More Statistical Functions

NumPy offers additional statistical functions:

  • np.corrcoef() for correlation between height and weight.
  • np.std() for standard deviation.
  • np.sum() and np.sort() are also available, with advantage of speed.

Simulating Data with NumPy

You can generate data using NumPy for analysis.

  • Use np.random to create random datasets.
  • np.column_stack() can combine columns into a 2D array.

Example:

heights = np.random.normal(1.75, 0.1, 5000)  
weights = np.random.normal(70, 15, 5000)
np_city = np.column_stack((heights, weights))

Use in an example

Consider the track players data below which is a 2D Numpy array with 3 columns: height (cm), weight (kg), age (years). The data has 8024 rows, but for simplicity, we'll just use the first few rows.

import numpy as np

track = [
[180, 78.4, 22],
[215, 102.7, 28],
[210, 98.5, 25],
[188, 75.2, 22],
[176, 73.6, 20],
[209, 99.3, 30],
[200, 95.5, 27],
[190, 86.4, 24],
.......
]

np_track = np.array(track)

Create numpy array np_height_in that is equal to first column of np_track. Then print the median and mean height of the players.

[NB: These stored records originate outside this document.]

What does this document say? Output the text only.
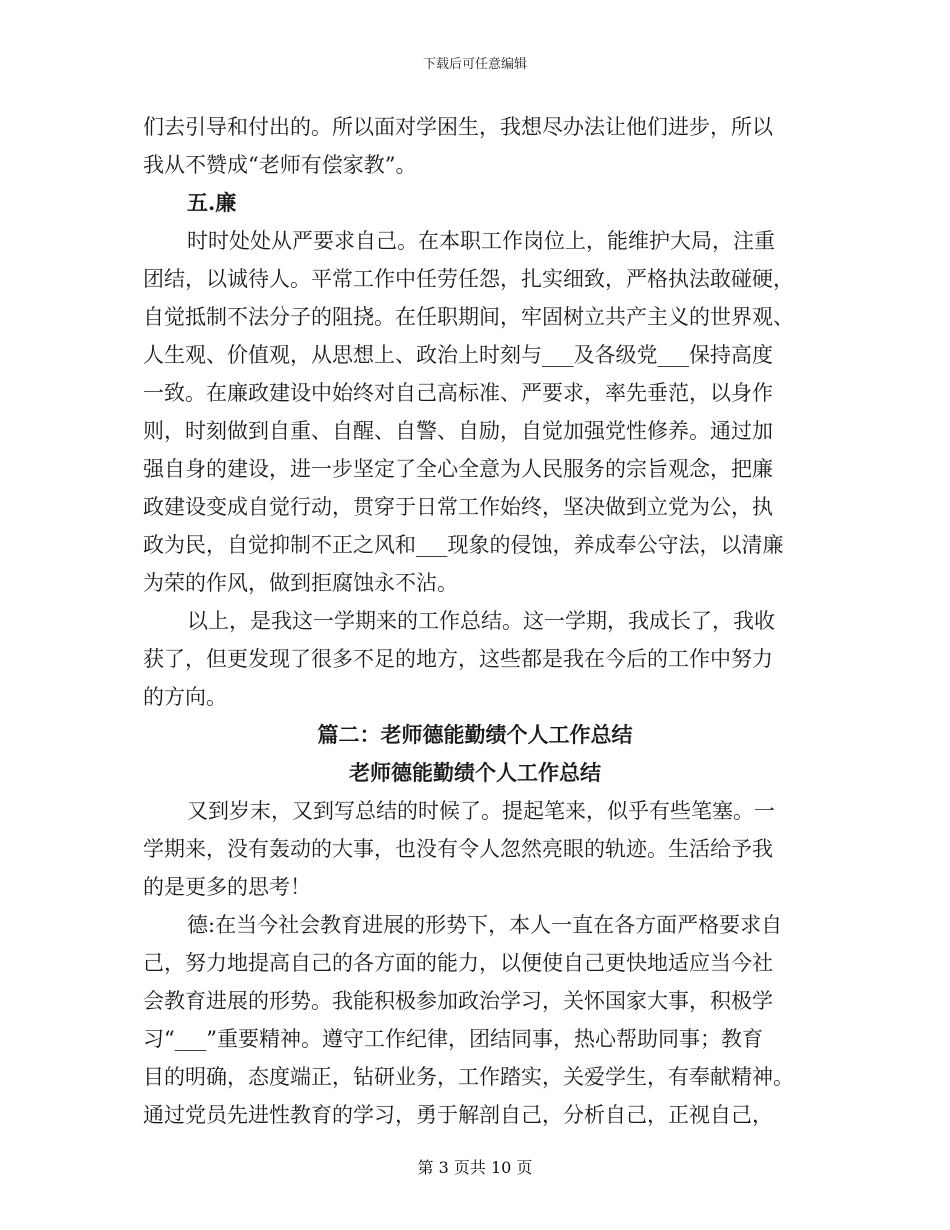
下载后可任意编辑
们去引导和付出的。所以面对学困生，我想尽办法让他们进步，所以
我从不赞成“老师有偿家教”。
五.廉
时时处处从严要求自己。在本职工作岗位上，能维护大局，注重
团结，以诚待人。平常工作中任劳任怨，扎实细致，严格执法敢碰硬，
自觉抵制不法分子的阻挠。在任职期间，牢固树立共产主义的世界观、
人生观、价值观，从思想上、政治上时刻与___及各级党___保持高度
一致。在廉政建设中始终对自己高标准、严要求，率先垂范，以身作
则，时刻做到自重、自醒、自警、自励，自觉加强党性修养。通过加
强自身的建设，进一步坚定了全心全意为人民服务的宗旨观念，把廉
政建设变成自觉行动，贯穿于日常工作始终，坚决做到立党为公，执
政为民，自觉抑制不正之风和___现象的侵蚀，养成奉公守法，以清廉
为荣的作风，做到拒腐蚀永不沾。
以上，是我这一学期来的工作总结。这一学期，我成长了，我收
获了，但更发现了很多不足的地方，这些都是我在今后的工作中努力
的方向。
篇二：老师德能勤绩个人工作总结
老师德能勤绩个人工作总结
又到岁末，又到写总结的时候了。提起笔来，似乎有些笔塞。一
学期来，没有轰动的大事，也没有令人忽然亮眼的轨迹。生活给予我
的是更多的思考！
德:在当今社会教育进展的形势下，本人一直在各方面严格要求自
己，努力地提高自己的各方面的能力，以便使自己更快地适应当今社
会教育进展的形势。我能积极参加政治学习，关怀国家大事，积极学
习“___”重要精神。遵守工作纪律，团结同事，热心帮助同事；教育
目的明确，态度端正，钻研业务，工作踏实，关爱学生，有奉献精神。
通过党员先进性教育的学习，勇于解剖自己，分析自己，正视自己，
第 3 页共 10 页
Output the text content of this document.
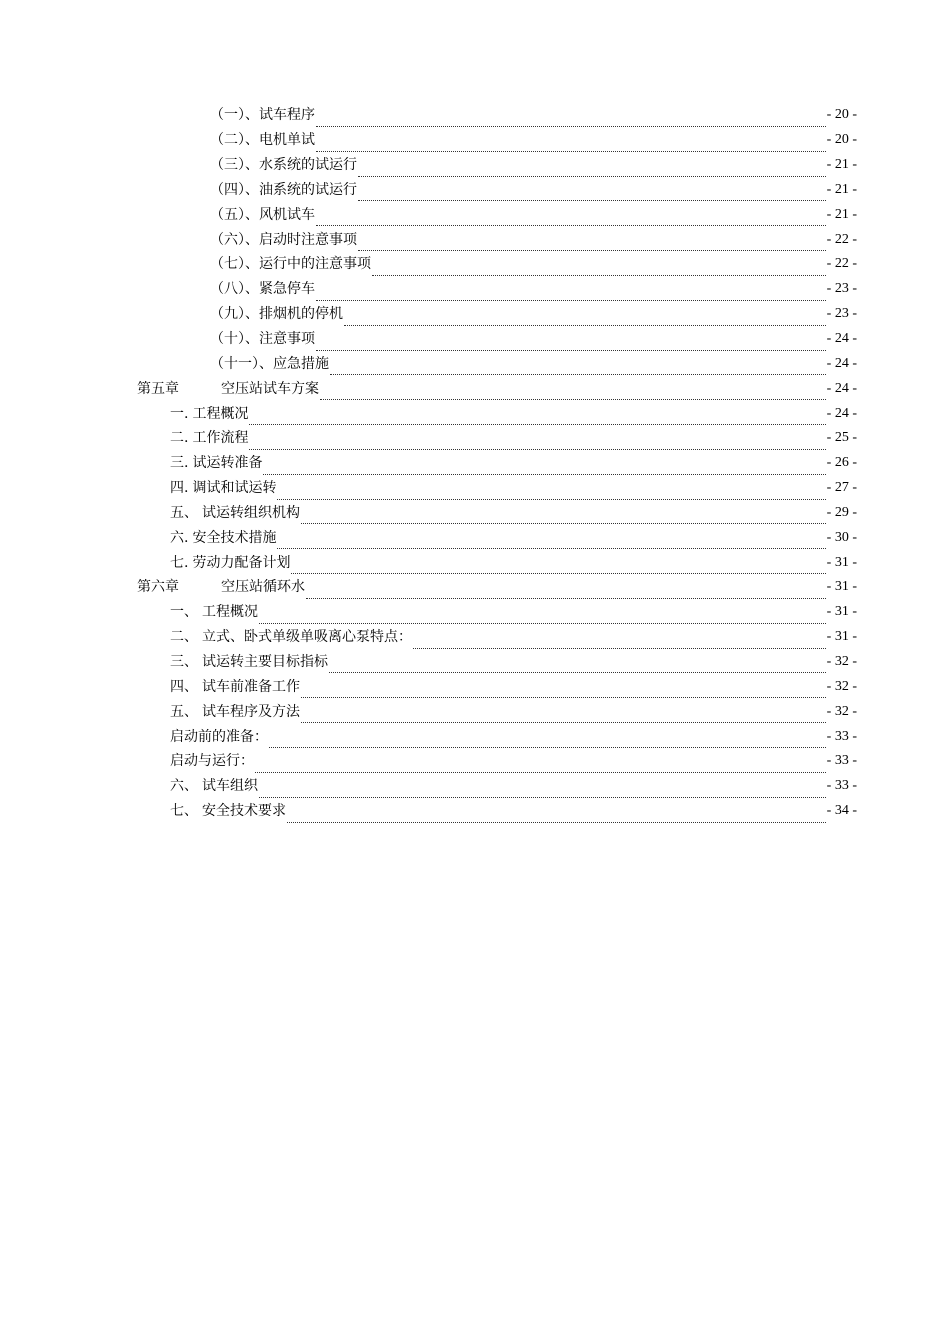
（一）、 试车程序	- 20 -
（二）、 电机单试	- 20 -
（三）、 水系统的试运行	- 21 -
（四）、 油系统的试运行	- 21 -
（五）、 风机试车	- 21 -
（六）、 启动时注意事项	- 22 -
（七）、 运行中的注意事项	- 22 -
（八）、 紧急停车	- 23 -
（九）、 排烟机的停机	- 23 -
（十）、 注意事项	- 24 -
（十一）、 应急措施	- 24 -
第五章	空压站试车方案	- 24 -
一. 工程概况	- 24 -
二. 工作流程	- 25 -
三. 试运转准备	- 26 -
四. 调试和试运转	- 27 -
五、 试运转组织机构	- 29 -
六. 安全技术措施	- 30 -
七. 劳动力配备计划	- 31 -
第六章	空压站循环水	- 31 -
一、 工程概况	- 31 -
二、 立式、卧式单级单吸离心泵特点：	- 31 -
三、 试运转主要目标指标	- 32 -
四、 试车前准备工作	- 32 -
五、 试车程序及方法	- 32 -
启动前的准备：	- 33 -
启动与运行：	- 33 -
六、 试车组织	- 33 -
七、 安全技术要求	- 34 -
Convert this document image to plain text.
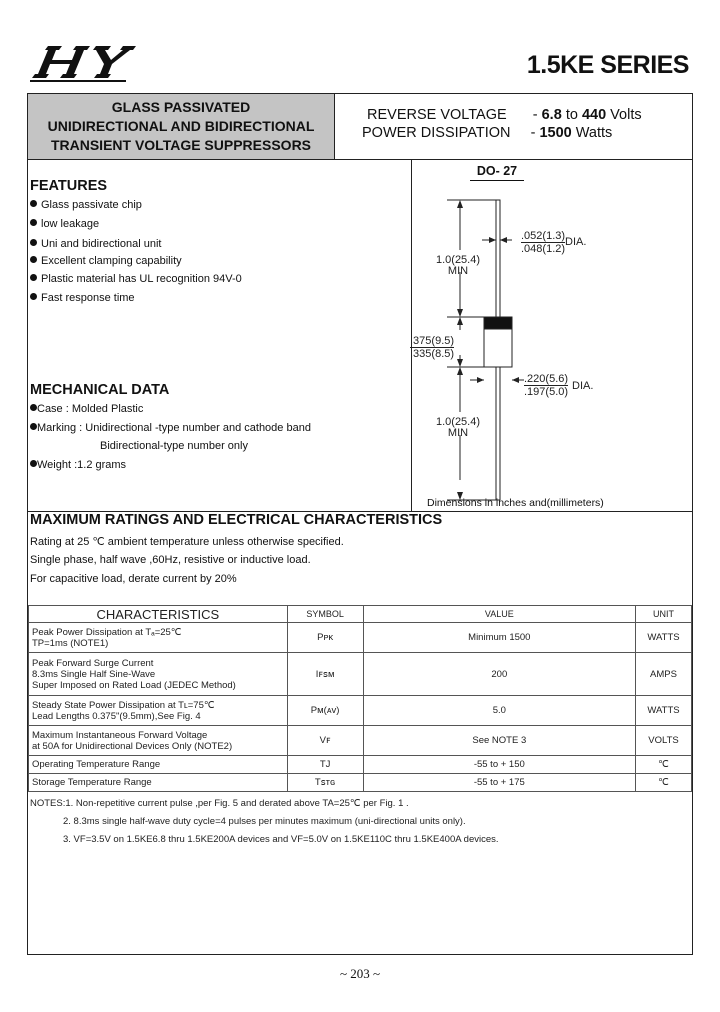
1.5KE SERIES
GLASS PASSIVATED
UNIDIRECTIONAL AND BIDIRECTIONAL
TRANSIENT VOLTAGE SUPPRESSORS
REVERSE VOLTAGE - 6.8 to 440 Volts
POWER DISSIPATION - 1500 Watts
FEATURES
Glass passivate chip
low leakage
Uni and bidirectional unit
Excellent clamping capability
Plastic material has UL recognition 94V-0
Fast response time
MECHANICAL DATA
Case : Molded Plastic
Marking : Unidirectional -type number and cathode band
Bidirectional-type number only
Weight :1.2 grams
DO- 27
1.0(25.4)
MIN
.052(1.3)
.048(1.2)
DIA.
.375(9.5)
.335(8.5)
.220(5.6)
.197(5.0) DIA.
1.0(25.4)
MIN
Dimensions in inches and(millimeters)
MAXIMUM RATINGS AND ELECTRICAL CHARACTERISTICS
Rating at 25 ℃ ambient temperature unless otherwise specified.
Single phase, half wave ,60Hz, resistive or inductive load.
For capacitive load, derate current by 20%
CHARACTERISTICS	SYMBOL	VALUE	UNIT

Peak Power Dissipation at Tₐ=25℃
TP=1ms (NOTE1)	Pᴘᴋ	Minimum 1500	WATTS

Peak Forward Surge Current
8.3ms Single Half Sine-Wave
Super Imposed on Rated Load (JEDEC Method)	Iꜰꜱᴍ	200	AMPS

Steady State Power Dissipation at Tʟ=75℃
Lead Lengths 0.375"(9.5mm),See Fig. 4	Pᴍ(ᴀᴠ)	5.0	WATTS

Maximum Instantaneous Forward Voltage
at 50A for Unidirectional Devices Only (NOTE2)	Vꜰ	See NOTE 3	VOLTS
Operating Temperature Range	TJ	-55 to + 150	℃
Storage Temperature Range	Tꜱᴛɢ	-55 to + 175	℃
NOTES:1. Non-repetitive current pulse ,per Fig. 5 and derated above TA=25℃ per Fig. 1 .
2. 8.3ms single half-wave duty cycle=4 pulses per minutes maximum (uni-directional units only).
3. VF=3.5V on 1.5KE6.8 thru 1.5KE200A devices and VF=5.0V on 1.5KE110C thru 1.5KE400A devices.
~ 203 ~
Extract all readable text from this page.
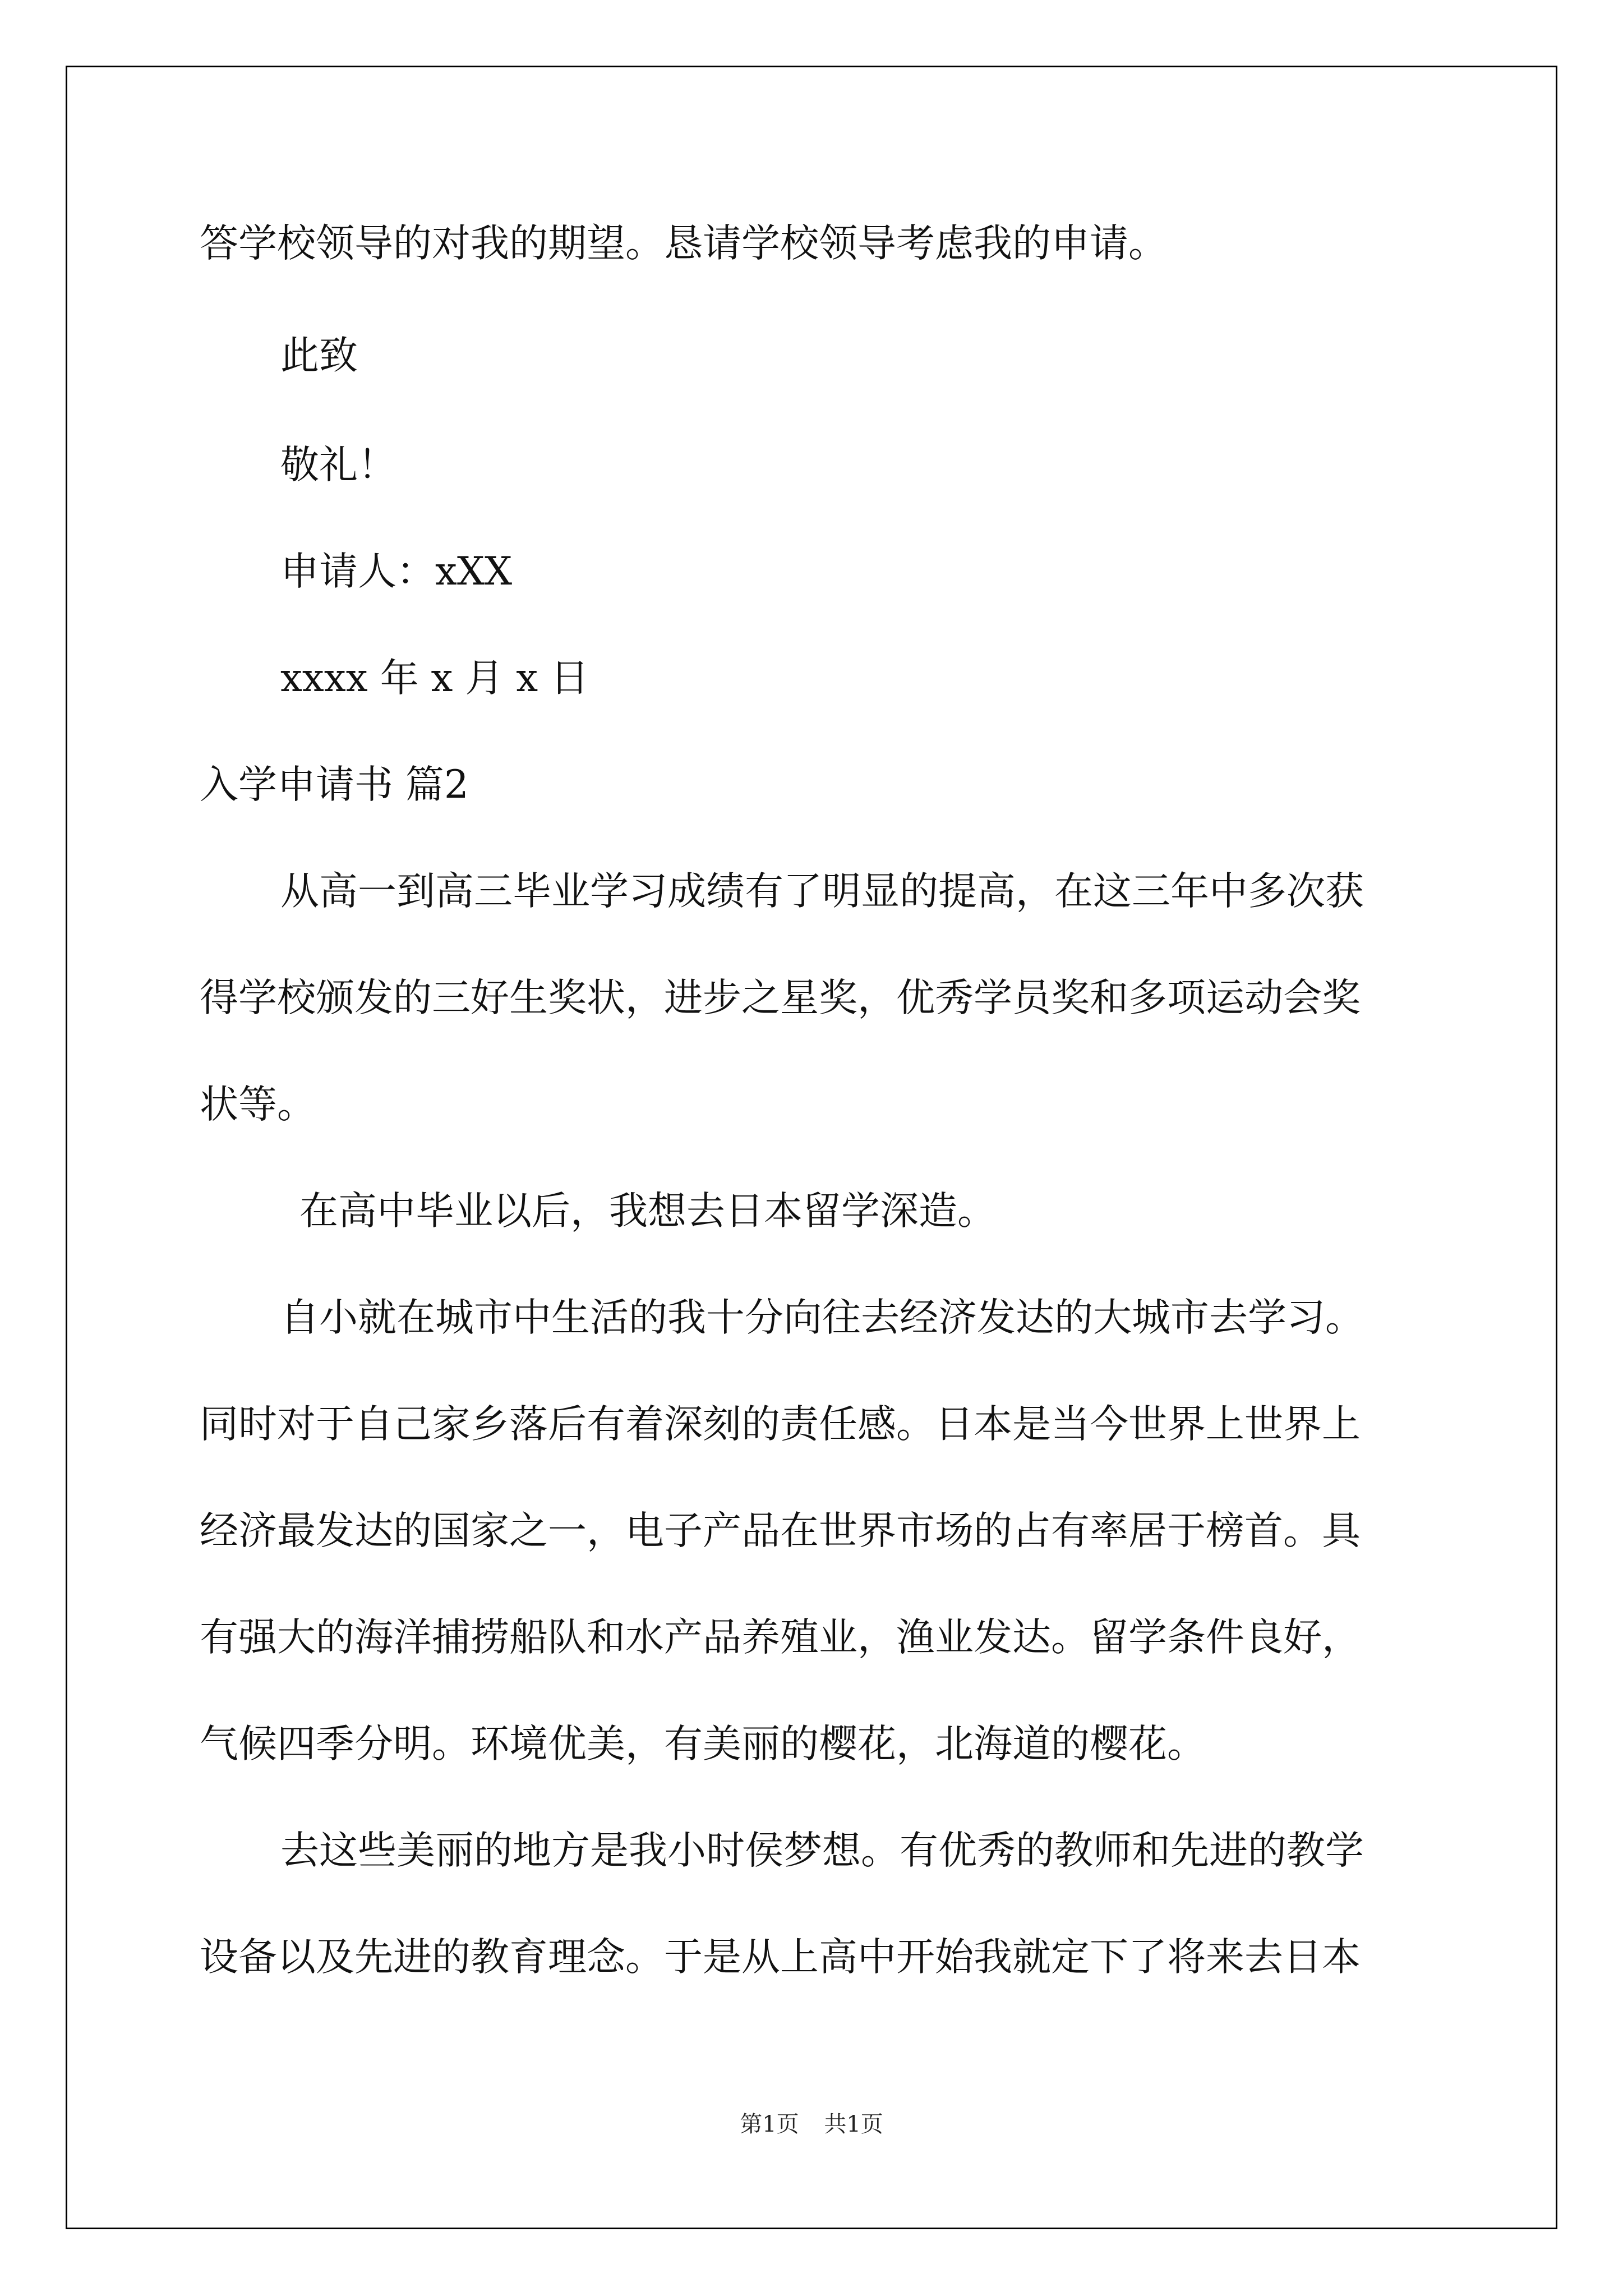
答学校领导的对我的期望。恳请学校领导考虑我的申请。
此致
敬礼！
申请人：xXX
xxxx 年 x 月 x 日
入学申请书 篇2
从高一到高三毕业学习成绩有了明显的提高，在这三年中多次获
得学校颁发的三好生奖状，进步之星奖，优秀学员奖和多项运动会奖
状等。
在高中毕业以后，我想去日本留学深造。
自小就在城市中生活的我十分向往去经济发达的大城市去学习。
同时对于自己家乡落后有着深刻的责任感。日本是当今世界上世界上
经济最发达的国家之一，电子产品在世界市场的占有率居于榜首。具
有强大的海洋捕捞船队和水产品养殖业，渔业发达。留学条件良好，
气候四季分明。环境优美，有美丽的樱花，北海道的樱花。
去这些美丽的地方是我小时侯梦想。有优秀的教师和先进的教学
设备以及先进的教育理念。于是从上高中开始我就定下了将来去日本
第1页 共1页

np_height_in = np_track[:,0]
track_mean = np.mean(np_height_in)
track_median = np.median(np_height_in)

print("Mean: " + str(track_mean))
print("Median: " + str(track_median))

Output:

Mean: 196.0  
Median: 195.0

Next, get the standard deviation on height.

track_stddev = np.std(np_height_in) 
print("Standard Deviation: " + str(track_stddev))

Output:

Standard Deviation: 13.683932183404009 

Finally, determine if big players tend to be heavier. To do this, we can find the correlation between the height and weight, which is the first and second column of the numpy array.

track_correl = np.corrcoef(
np_track[:,0],
np_track[:,1]
)
print("Correlation: " + str(track_correl))

Output:

Correlation: [[1.         0.95853218]
[0.95853218 1. ]]